Last time I went to the Amstelveen dojo, I had an anxiety attack (only a slight one) after being thoroughly exhausted by the training. At the time it wasn't safe for me to drive myself home, so I was lucky to have Martijn with me. That one event has thrown up a barrier for me to go to Amstelveen alone.

Last week I had an excuse not to attend training in the form of my Standby Duty for $CLIENT. This week I was happy to have Peter-sempai come along, so he could be my proverbial savior if things went wrong again. But unfortunately Peter had to call off because of work, so now I am left to face my anxieties.

I do not want my anxieties to stop me from practicing kendo in Amstelveen. But I would lie if I said I wasn't a bit nervous about going tonight. I'm alone, with no alternative driver to take me home.

as I said: I don't want my anxiety to interfere with my training! I'm going tonight, come what may! I'll just have to be smart about it! If I feel that I've overexerted myself, I will stop for the night. And as always I am prepared for problems! I have enou fluids with me, I have dextrose and a snack with me, I always carry a bag for hyperventilation. I'm just as prepared as I could ever be! Nothing to stop me!

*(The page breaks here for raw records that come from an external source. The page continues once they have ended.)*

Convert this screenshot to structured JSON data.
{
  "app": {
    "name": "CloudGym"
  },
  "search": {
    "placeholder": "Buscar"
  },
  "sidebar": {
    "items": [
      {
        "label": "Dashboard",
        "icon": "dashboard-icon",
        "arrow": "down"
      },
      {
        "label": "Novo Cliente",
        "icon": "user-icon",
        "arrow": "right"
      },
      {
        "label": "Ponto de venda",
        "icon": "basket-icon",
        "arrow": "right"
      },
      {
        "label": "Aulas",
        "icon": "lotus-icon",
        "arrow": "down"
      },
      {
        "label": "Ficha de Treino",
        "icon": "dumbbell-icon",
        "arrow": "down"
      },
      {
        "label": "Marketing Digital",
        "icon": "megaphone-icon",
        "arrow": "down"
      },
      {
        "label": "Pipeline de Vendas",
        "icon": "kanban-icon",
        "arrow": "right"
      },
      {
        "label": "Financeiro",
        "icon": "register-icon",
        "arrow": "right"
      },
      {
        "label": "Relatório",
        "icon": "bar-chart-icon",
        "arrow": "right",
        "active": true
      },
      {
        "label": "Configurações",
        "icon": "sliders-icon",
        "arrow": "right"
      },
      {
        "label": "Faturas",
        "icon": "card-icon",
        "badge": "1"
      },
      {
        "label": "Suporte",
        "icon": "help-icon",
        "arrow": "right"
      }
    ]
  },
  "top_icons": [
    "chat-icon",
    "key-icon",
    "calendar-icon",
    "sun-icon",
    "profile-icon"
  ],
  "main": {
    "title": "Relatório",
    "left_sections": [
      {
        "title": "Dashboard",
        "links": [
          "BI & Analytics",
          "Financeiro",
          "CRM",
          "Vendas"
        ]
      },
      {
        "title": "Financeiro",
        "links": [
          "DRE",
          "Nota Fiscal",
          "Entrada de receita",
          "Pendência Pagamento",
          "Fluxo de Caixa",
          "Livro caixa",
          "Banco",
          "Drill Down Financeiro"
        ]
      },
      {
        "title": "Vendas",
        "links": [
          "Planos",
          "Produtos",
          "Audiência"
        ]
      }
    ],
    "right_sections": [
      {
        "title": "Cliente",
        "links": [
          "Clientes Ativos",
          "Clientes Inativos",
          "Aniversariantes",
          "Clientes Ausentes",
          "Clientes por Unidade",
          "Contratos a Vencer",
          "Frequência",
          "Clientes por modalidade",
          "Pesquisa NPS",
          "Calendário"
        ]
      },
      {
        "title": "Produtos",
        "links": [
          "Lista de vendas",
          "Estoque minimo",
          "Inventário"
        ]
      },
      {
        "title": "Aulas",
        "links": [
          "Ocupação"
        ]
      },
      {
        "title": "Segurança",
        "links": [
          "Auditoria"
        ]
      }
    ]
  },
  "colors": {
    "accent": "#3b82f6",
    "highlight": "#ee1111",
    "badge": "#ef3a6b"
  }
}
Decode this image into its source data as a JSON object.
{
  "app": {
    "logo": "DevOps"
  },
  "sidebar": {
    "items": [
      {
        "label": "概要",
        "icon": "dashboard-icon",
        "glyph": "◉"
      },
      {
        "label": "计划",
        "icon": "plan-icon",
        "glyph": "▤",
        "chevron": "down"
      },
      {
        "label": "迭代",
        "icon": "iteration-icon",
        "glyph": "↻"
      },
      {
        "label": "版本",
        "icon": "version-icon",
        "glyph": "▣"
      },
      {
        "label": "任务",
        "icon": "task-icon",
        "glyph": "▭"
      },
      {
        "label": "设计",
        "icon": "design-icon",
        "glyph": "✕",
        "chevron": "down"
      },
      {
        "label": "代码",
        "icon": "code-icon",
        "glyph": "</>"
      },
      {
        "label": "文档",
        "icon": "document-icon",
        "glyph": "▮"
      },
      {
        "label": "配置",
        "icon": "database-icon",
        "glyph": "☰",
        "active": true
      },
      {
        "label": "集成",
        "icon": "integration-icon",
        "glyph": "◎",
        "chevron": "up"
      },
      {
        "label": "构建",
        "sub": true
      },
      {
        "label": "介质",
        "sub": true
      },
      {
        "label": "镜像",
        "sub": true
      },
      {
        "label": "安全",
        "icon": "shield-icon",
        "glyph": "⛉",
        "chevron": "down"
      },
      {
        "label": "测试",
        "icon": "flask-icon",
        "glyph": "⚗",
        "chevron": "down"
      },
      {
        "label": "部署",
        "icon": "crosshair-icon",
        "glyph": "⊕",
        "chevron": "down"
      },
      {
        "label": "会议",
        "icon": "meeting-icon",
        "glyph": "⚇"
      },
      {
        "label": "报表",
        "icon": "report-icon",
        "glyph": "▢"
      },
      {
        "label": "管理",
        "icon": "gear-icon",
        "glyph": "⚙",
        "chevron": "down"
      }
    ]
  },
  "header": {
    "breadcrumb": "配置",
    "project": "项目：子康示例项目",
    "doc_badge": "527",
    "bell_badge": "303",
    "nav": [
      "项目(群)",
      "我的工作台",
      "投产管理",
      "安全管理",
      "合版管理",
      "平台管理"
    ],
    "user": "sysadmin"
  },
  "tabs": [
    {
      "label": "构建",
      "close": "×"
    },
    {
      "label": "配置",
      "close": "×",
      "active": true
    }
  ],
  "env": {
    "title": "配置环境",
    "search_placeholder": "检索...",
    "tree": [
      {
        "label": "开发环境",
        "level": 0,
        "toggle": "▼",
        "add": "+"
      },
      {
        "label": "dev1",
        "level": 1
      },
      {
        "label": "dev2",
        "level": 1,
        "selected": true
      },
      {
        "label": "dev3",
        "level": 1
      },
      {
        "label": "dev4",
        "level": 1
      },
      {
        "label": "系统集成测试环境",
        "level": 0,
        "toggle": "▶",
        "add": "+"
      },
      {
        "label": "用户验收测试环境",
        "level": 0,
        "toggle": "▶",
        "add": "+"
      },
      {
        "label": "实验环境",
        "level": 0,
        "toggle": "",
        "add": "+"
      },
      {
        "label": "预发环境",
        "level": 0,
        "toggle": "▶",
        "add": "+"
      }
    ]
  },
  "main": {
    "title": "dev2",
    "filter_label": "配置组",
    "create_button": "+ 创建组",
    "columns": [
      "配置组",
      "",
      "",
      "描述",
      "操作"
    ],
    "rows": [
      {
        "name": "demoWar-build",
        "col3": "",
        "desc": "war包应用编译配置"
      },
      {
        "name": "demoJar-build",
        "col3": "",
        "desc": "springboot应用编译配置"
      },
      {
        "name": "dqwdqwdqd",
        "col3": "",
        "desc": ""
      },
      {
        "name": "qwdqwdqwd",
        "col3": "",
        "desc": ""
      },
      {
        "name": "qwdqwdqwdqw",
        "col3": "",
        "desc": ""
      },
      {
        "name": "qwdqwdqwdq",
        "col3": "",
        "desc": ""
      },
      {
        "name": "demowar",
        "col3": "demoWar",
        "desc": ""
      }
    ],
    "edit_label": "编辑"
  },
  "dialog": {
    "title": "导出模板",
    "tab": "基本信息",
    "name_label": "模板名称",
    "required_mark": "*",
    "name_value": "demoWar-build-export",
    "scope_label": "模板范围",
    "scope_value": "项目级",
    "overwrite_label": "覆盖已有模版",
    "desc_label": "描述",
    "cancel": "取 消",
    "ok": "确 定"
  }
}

Thus ends the pep talk. :)

EDIT:

I went. It went fine. I was a bit tired at the end, but some dextrose helped out. I trained with the beginners' group and served as motodachi for harai-kote practice. Gave me a good chance to practice my posture and kamae. Roelof-sensei remarked that I was way too tense. He also showed me the proper technique for receiving blows in kirikaeshi.